Le traitement courant des FLH est l’excision chirurgicale des lésions. La radiothérapie a également été appliquée comme traitement dans un seul cas . Dans le cas présent, l’occurrence était d’un site très rare, donc la biopsie a été initialement entreprise et ensuite un diagnostic définitif de FLH a été établi. Par la suite, la lésion a été complètement excisée. Un petit nombre de patients ont développé des récidives après l’excision locale, mais ils n’ont montré aucun signe de malignité après un suivi à long terme. Bien qu’un suivi prolongé n’ait montré aucun signe de processus malin, la transformation maligne de FLH en lymphome dans la peau et le foie a été rapportée . Bien qu’aucune transformation maligne n’ait été signalée, un cas multisite dans la cavité buccale s’est avéré représenter un lymphome de type MALT.

En conclusion, un diagnostic définitif de FLH peut être posé par un examen pathologique minutieux.
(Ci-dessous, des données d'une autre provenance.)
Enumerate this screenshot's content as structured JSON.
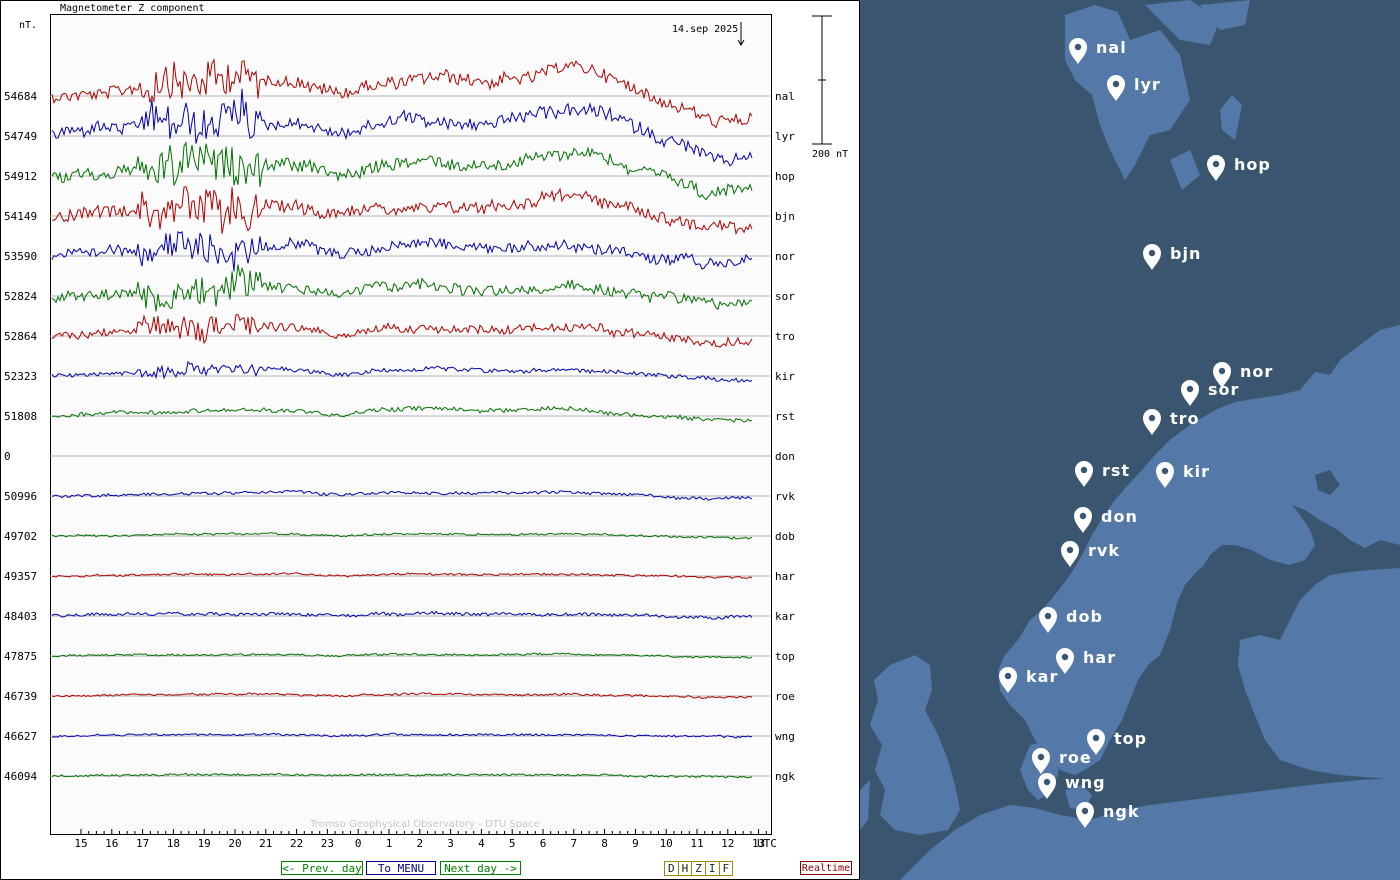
{
  "plot": {
    "title": "Magnetometer Z component",
    "unit_label": "nT.",
    "date_label": "14.sep 2025",
    "scale_label": "200 nT",
    "watermark": "Tromso Geophysical Observatory - DTU Space",
    "utc_label": "UTC",
    "hour_ticks": [
      "15",
      "16",
      "17",
      "18",
      "19",
      "20",
      "21",
      "22",
      "23",
      "0",
      "1",
      "2",
      "3",
      "4",
      "5",
      "6",
      "7",
      "8",
      "9",
      "10",
      "11",
      "12",
      "13"
    ],
    "trace_colors": {
      "red": "#b00000",
      "blue": "#0000b0",
      "green": "#007000"
    },
    "stations": [
      {
        "code": "nal",
        "baseline": "54684",
        "color": "red",
        "amp": 60,
        "noise": 6
      },
      {
        "code": "lyr",
        "baseline": "54749",
        "color": "blue",
        "amp": 55,
        "noise": 6
      },
      {
        "code": "hop",
        "baseline": "54912",
        "color": "green",
        "amp": 45,
        "noise": 6
      },
      {
        "code": "bjn",
        "baseline": "54149",
        "color": "red",
        "amp": 45,
        "noise": 6
      },
      {
        "code": "nor",
        "baseline": "53590",
        "color": "blue",
        "amp": 35,
        "noise": 5
      },
      {
        "code": "sor",
        "baseline": "52824",
        "color": "green",
        "amp": 30,
        "noise": 5
      },
      {
        "code": "tro",
        "baseline": "52864",
        "color": "red",
        "amp": 30,
        "noise": 4
      },
      {
        "code": "kir",
        "baseline": "52323",
        "color": "blue",
        "amp": 25,
        "noise": 2
      },
      {
        "code": "rst",
        "baseline": "51808",
        "color": "green",
        "amp": 25,
        "noise": 2
      },
      {
        "code": "don",
        "baseline": "0",
        "color": "none",
        "amp": 0,
        "noise": 0
      },
      {
        "code": "rvk",
        "baseline": "50996",
        "color": "blue",
        "amp": 12,
        "noise": 1.5
      },
      {
        "code": "dob",
        "baseline": "49702",
        "color": "green",
        "amp": 8,
        "noise": 1
      },
      {
        "code": "har",
        "baseline": "49357",
        "color": "red",
        "amp": 7,
        "noise": 1
      },
      {
        "code": "kar",
        "baseline": "48403",
        "color": "blue",
        "amp": 8,
        "noise": 1.5
      },
      {
        "code": "top",
        "baseline": "47875",
        "color": "green",
        "amp": 6,
        "noise": 1
      },
      {
        "code": "roe",
        "baseline": "46739",
        "color": "red",
        "amp": 6,
        "noise": 1
      },
      {
        "code": "wng",
        "baseline": "46627",
        "color": "blue",
        "amp": 5,
        "noise": 1
      },
      {
        "code": "ngk",
        "baseline": "46094",
        "color": "green",
        "amp": 5,
        "noise": 1
      }
    ]
  },
  "nav": {
    "prev_label": "<- Prev. day",
    "menu_label": "To MENU",
    "next_label": "Next day ->",
    "components": [
      "D",
      "H",
      "Z",
      "I",
      "F"
    ],
    "realtime_label": "Realtime"
  },
  "map": {
    "colors": {
      "sea": "#3a556f",
      "land": "#5479a8",
      "pin": "#ffffff"
    },
    "markers": [
      {
        "code": "nal",
        "label": "nal"
      },
      {
        "code": "lyr",
        "label": "lyr"
      },
      {
        "code": "hop",
        "label": "hop"
      },
      {
        "code": "bjn",
        "label": "bjn"
      },
      {
        "code": "nor",
        "label": "nor"
      },
      {
        "code": "sor",
        "label": "sor"
      },
      {
        "code": "tro",
        "label": "tro"
      },
      {
        "code": "rst",
        "label": "rst"
      },
      {
        "code": "kir",
        "label": "kir"
      },
      {
        "code": "don",
        "label": "don"
      },
      {
        "code": "rvk",
        "label": "rvk"
      },
      {
        "code": "dob",
        "label": "dob"
      },
      {
        "code": "har",
        "label": "har"
      },
      {
        "code": "kar",
        "label": "kar"
      },
      {
        "code": "top",
        "label": "top"
      },
      {
        "code": "roe",
        "label": "roe"
      },
      {
        "code": "wng",
        "label": "wng"
      },
      {
        "code": "ngk",
        "label": "ngk"
      }
    ]
  }
}
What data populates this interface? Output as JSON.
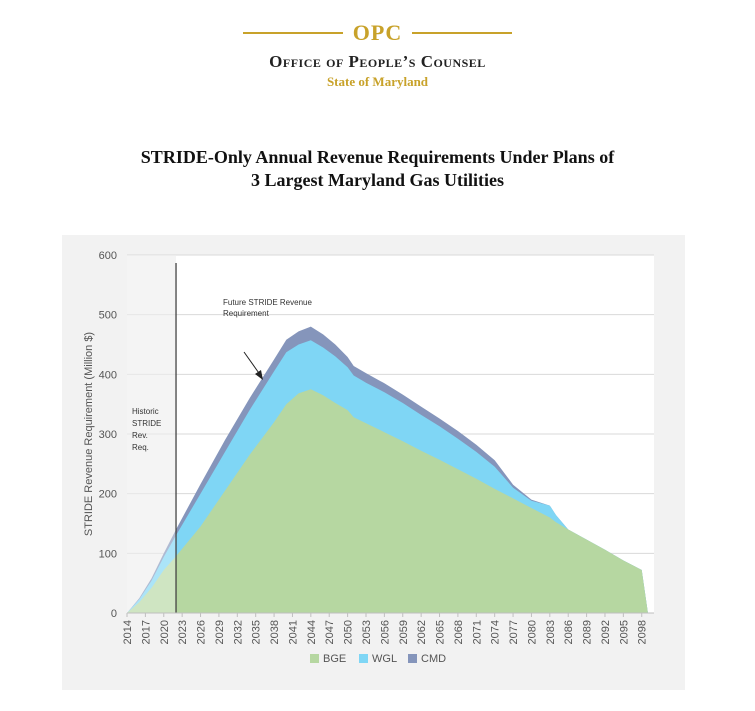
{
  "header": {
    "logo": "OPC",
    "org_name": "Office of People’s Counsel",
    "state": "State of Maryland"
  },
  "title_line1": "STRIDE-Only Annual Revenue Requirements Under Plans of",
  "title_line2": "3 Largest Maryland Gas Utilities",
  "colors": {
    "BGE": "#b6d7a1",
    "WGL": "#7fd6f5",
    "CMD": "#8595bb",
    "accent": "#c8a22a"
  },
  "chart_data": {
    "type": "area",
    "stacked": true,
    "ylabel": "STRIDE Revenue Requirement (Million $)",
    "xlabel": "",
    "ylim": [
      0,
      600
    ],
    "xlim": [
      2014,
      2100
    ],
    "yticks": [
      0,
      100,
      200,
      300,
      400,
      500,
      600
    ],
    "xticks": [
      2014,
      2017,
      2020,
      2023,
      2026,
      2029,
      2032,
      2035,
      2038,
      2041,
      2044,
      2047,
      2050,
      2053,
      2056,
      2059,
      2062,
      2065,
      2068,
      2071,
      2074,
      2077,
      2080,
      2083,
      2086,
      2089,
      2092,
      2095,
      2098
    ],
    "grid": true,
    "legend": "bottom",
    "x": [
      2014,
      2016,
      2018,
      2020,
      2022,
      2026,
      2030,
      2034,
      2038,
      2040,
      2042,
      2044,
      2046,
      2048,
      2050,
      2051,
      2053,
      2056,
      2059,
      2062,
      2065,
      2068,
      2071,
      2074,
      2077,
      2080,
      2083,
      2084,
      2086,
      2089,
      2092,
      2095,
      2098,
      2099
    ],
    "series": [
      {
        "name": "BGE",
        "values": [
          0,
          18,
          42,
          72,
          95,
          145,
          205,
          265,
          320,
          350,
          368,
          375,
          365,
          352,
          340,
          328,
          318,
          303,
          288,
          272,
          257,
          241,
          225,
          208,
          192,
          176,
          160,
          152,
          140,
          123,
          106,
          88,
          72,
          0
        ]
      },
      {
        "name": "WGL",
        "values": [
          0,
          5,
          12,
          22,
          35,
          55,
          65,
          75,
          85,
          87,
          82,
          82,
          80,
          78,
          72,
          70,
          68,
          67,
          64,
          60,
          56,
          51,
          45,
          37,
          18,
          12,
          20,
          12,
          0,
          0,
          0,
          0,
          0,
          0
        ]
      },
      {
        "name": "CMD",
        "values": [
          0,
          2,
          4,
          6,
          10,
          16,
          20,
          20,
          20,
          21,
          22,
          23,
          22,
          20,
          17,
          16,
          16,
          15,
          14,
          14,
          13,
          13,
          12,
          11,
          5,
          2,
          0,
          0,
          0,
          0,
          0,
          0,
          0,
          0
        ]
      }
    ],
    "historic_region": [
      2014,
      2022
    ],
    "annotations": [
      {
        "text": "Historic STRIDE Rev. Req.",
        "lines": [
          "Historic",
          "STRIDE",
          "Rev.",
          "Req."
        ]
      },
      {
        "text": "Future STRIDE Revenue Requirement",
        "lines": [
          "Future STRIDE Revenue",
          "Requirement"
        ]
      }
    ]
  }
}
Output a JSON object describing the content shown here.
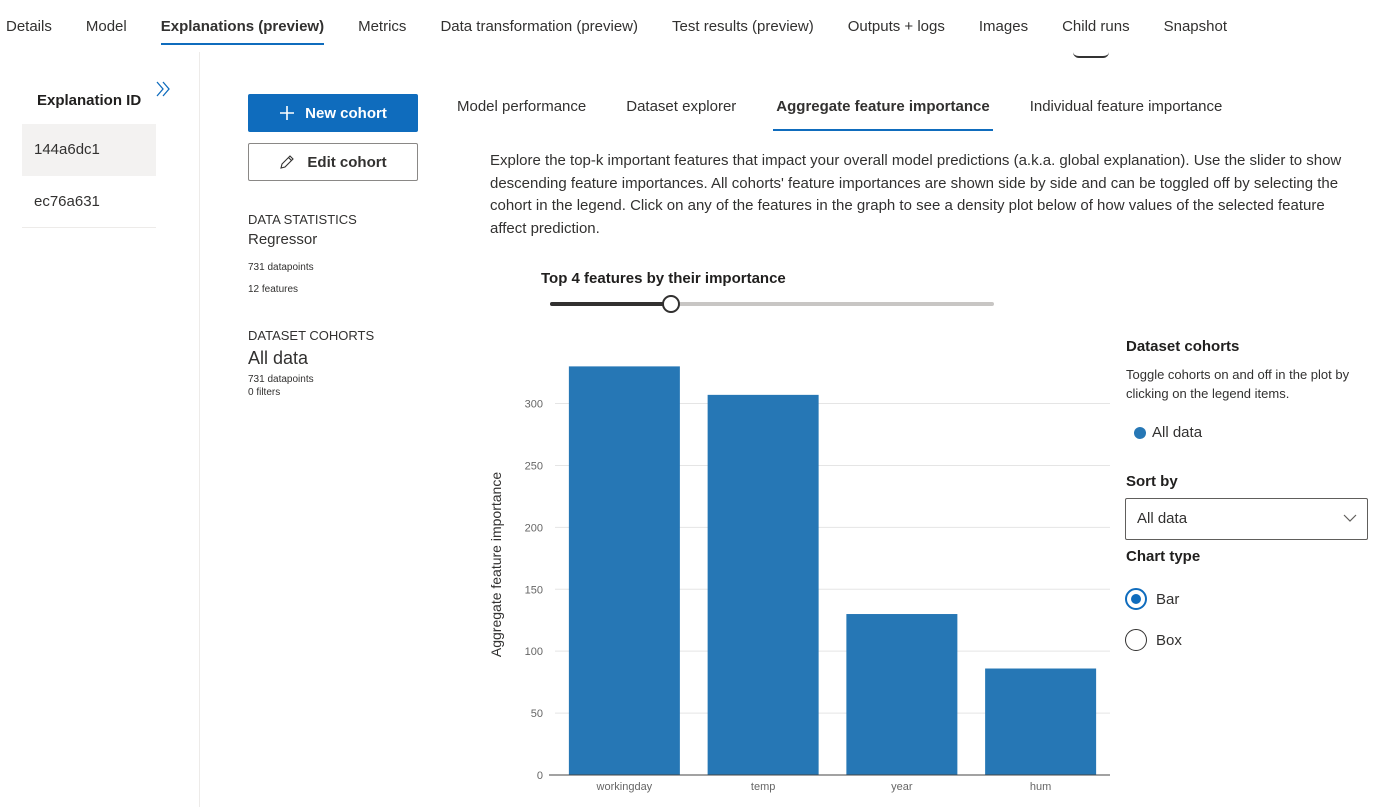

Néanmoins, il existe plusieurs cas qui peuvent être confondus avec le diagnostic de lymphome en termes de caractéristiques histopathologiques. Dans ces cas, des examens de laboratoire supplémentaires et une analyse moléculaire peuvent être nécessaires pour établir un diagnostic précis. En particulier, l’immunohistochimie doit être considérée comme un élément important pour obtenir un diagnostic définitif. Bien que le FLH ait généralement un bon pronostic par un suivi à long terme, il serait à noter que les possibilités de transformation maligne existent légèrement.